Thought leaders at FinCrime Focus: Anti-Money Laundering then took a transatlantic take on AML regulations, drawing comparisons between reform proposals in the EU and in the US.

Commenting on the documents needed to verify beneficial owners in the US, Gustavo Enrique Nuñez Leyba of Multibanco International, said:

“If you have control or ownership of 25 percent or more of a company, you need to verify and get a license. In some institutions, it is a 10 percent in the KYC perspective, which is more rigid.”

Angel Niño Torres of Coinbag, said:

“In the US is there will be a single procedure in the whole of States to comply with the reforms. This reform aims to make things easier, because if you want to be doing business with Europe you will be complying with global rules instead of those in that specific country’s rules.”

The final session of the day at FinCrime Focus: Anti-Money Laundering brought audiences up to speed with the latest tech wizardry that’s helping to undermine financial crime.

Such is the scale of financial institutions’ AML efforts, that automation has grown to become a crucial tool to help spot and report suspicious transactions. Machine learning techniques can not only ensure more effective AML monitoring, but also offer a more efficient way to fight the money criminals.

Michael Harris, Financial Crime Compliance Consultant at FCC Consulting, said:

“Most AI solutions that I am aware of are concerned with making sure there is no data breach. I need enough data to make a decision about if someone is committing financial crime or not.”

Dr. Seun Ajao, Senior Lecturer and Course Leader in Data Analytics at College of Business, Technology and Engineering, Sheffield Hallam University, said:

“Data is very important; it is arguable if we should have good data or a good AI model. Although if you have bad data you can’t have a good AI model.

“These AI models need examples of what a suspicious transaction looks like or you will put yourself in a situation where you get lots of false positives. Having the right data is important to make the right decisions,” Dr Seun Ajao added.

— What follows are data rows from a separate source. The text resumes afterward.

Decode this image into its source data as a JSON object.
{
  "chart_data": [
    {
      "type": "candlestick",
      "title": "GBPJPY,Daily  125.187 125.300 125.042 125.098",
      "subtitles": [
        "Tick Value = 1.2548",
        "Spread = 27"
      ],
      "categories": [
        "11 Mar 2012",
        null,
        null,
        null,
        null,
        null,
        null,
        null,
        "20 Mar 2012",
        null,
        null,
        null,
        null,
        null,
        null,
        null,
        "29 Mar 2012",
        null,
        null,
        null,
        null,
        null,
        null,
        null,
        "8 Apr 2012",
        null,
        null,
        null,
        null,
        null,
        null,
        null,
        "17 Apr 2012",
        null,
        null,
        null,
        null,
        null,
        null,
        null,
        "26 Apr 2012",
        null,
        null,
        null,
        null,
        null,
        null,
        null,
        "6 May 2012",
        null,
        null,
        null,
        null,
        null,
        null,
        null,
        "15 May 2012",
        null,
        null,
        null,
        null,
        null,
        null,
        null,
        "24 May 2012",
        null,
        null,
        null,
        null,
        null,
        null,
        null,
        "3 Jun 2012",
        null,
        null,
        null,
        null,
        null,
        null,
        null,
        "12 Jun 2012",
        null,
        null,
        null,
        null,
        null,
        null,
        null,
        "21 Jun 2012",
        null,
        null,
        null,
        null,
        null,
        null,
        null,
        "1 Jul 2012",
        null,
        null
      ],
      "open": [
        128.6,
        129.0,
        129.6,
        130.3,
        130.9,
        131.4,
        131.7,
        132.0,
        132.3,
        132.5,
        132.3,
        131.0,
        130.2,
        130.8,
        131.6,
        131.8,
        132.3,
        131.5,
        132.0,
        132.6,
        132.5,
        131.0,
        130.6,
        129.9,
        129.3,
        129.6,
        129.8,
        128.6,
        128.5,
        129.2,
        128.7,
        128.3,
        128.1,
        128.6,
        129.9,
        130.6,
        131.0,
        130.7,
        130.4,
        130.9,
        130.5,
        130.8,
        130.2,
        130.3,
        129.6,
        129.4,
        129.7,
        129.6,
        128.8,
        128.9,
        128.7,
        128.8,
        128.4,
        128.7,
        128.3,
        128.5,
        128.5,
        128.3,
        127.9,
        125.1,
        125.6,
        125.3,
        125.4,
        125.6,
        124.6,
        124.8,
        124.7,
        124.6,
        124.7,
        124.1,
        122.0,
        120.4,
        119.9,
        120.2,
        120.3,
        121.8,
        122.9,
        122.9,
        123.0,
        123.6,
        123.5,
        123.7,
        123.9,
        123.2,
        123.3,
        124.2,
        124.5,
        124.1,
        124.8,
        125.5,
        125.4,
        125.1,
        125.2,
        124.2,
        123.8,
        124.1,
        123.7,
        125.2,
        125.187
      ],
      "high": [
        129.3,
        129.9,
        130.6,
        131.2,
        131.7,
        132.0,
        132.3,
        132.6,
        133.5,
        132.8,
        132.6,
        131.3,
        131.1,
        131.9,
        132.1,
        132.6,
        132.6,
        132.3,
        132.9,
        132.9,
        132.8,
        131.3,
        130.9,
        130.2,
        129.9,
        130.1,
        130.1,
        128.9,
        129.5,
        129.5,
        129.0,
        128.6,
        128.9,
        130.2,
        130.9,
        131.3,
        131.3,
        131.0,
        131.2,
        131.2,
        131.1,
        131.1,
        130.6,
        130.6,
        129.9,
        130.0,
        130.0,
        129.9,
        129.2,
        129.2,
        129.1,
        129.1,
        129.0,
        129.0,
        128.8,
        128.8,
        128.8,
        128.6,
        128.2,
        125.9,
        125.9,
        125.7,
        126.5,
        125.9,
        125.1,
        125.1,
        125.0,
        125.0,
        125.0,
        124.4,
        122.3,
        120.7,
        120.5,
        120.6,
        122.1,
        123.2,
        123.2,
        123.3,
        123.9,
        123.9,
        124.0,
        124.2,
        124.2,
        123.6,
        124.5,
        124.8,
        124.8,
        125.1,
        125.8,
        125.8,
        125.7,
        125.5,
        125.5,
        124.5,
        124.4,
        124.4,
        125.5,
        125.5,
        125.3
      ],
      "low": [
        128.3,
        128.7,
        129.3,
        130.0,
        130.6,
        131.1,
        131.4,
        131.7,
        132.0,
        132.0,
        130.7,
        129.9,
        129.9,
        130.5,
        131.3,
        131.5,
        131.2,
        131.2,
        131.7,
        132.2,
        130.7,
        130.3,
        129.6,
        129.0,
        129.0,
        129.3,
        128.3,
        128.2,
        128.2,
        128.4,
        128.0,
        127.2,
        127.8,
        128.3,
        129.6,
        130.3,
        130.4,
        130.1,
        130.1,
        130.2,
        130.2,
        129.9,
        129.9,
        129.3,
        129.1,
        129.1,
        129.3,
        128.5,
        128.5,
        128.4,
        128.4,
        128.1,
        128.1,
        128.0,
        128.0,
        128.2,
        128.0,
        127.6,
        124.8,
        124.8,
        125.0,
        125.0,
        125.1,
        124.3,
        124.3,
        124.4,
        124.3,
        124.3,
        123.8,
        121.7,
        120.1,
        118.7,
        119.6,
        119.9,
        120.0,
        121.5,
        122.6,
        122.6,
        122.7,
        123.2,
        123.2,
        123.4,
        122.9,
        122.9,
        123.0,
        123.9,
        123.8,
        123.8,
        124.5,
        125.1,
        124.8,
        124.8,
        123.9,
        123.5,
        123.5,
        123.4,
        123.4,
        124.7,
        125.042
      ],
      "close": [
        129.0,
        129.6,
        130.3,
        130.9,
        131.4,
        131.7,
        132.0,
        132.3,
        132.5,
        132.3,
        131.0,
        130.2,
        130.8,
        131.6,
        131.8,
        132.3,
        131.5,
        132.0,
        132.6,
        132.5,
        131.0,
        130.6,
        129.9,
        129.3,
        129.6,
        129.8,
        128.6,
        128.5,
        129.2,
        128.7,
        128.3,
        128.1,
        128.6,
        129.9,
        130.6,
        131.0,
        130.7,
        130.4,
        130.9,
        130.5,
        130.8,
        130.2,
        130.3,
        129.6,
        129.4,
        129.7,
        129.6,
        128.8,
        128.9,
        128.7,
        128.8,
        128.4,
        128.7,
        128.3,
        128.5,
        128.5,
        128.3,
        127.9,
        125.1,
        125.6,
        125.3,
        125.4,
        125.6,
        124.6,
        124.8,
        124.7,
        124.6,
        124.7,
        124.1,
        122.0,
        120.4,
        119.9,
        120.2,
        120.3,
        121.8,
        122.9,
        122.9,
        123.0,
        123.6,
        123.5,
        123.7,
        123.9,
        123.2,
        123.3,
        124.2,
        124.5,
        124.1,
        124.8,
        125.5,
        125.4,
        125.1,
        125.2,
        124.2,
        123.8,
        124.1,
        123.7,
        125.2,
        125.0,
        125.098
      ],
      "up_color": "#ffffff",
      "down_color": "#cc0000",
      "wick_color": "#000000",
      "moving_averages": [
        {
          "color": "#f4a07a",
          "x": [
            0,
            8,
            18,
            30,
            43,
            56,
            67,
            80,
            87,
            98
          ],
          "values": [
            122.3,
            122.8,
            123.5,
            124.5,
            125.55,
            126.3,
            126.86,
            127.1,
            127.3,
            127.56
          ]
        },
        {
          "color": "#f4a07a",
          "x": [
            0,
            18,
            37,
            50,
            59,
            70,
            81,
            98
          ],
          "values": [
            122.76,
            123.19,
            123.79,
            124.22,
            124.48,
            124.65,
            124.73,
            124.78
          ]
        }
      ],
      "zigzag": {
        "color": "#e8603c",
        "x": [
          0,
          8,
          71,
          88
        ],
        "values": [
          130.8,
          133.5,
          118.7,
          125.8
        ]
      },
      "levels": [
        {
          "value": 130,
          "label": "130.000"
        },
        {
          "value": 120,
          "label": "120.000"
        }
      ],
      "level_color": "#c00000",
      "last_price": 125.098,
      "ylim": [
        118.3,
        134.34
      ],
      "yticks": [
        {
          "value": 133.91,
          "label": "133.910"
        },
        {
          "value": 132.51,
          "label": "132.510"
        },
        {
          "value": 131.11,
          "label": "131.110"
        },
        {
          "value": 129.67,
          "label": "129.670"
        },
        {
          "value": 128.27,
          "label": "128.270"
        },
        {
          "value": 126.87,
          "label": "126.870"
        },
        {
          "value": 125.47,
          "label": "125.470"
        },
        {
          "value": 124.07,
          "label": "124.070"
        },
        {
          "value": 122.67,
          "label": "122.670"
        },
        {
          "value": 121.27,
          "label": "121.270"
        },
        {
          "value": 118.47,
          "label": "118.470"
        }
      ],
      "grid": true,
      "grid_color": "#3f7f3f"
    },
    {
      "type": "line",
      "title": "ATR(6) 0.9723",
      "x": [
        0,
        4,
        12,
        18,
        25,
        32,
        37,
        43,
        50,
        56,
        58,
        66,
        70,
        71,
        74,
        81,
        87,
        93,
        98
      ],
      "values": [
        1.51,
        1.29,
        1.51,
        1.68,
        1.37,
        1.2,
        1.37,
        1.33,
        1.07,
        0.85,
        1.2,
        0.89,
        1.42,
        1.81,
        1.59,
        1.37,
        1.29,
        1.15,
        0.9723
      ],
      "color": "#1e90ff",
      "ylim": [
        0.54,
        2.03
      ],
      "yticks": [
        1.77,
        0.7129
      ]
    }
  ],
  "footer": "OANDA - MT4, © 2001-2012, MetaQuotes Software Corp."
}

Richard Self, Leadership and Keynote Speaker and Research Fellow - Big Data Laboratory at the University of Derby, said:

“You have to ask yourself: are you using AI to make your team effective or are you implementing it to get rid of them, because [the latter] is not going to work.”

A huge thank you goes out to our experts, thought leaders and subject matter experts at FinCrime Global, and of course to all those who tuned in to the exclusive livestreaming experience.

FinCrime Global was hosted by GRC World Forum.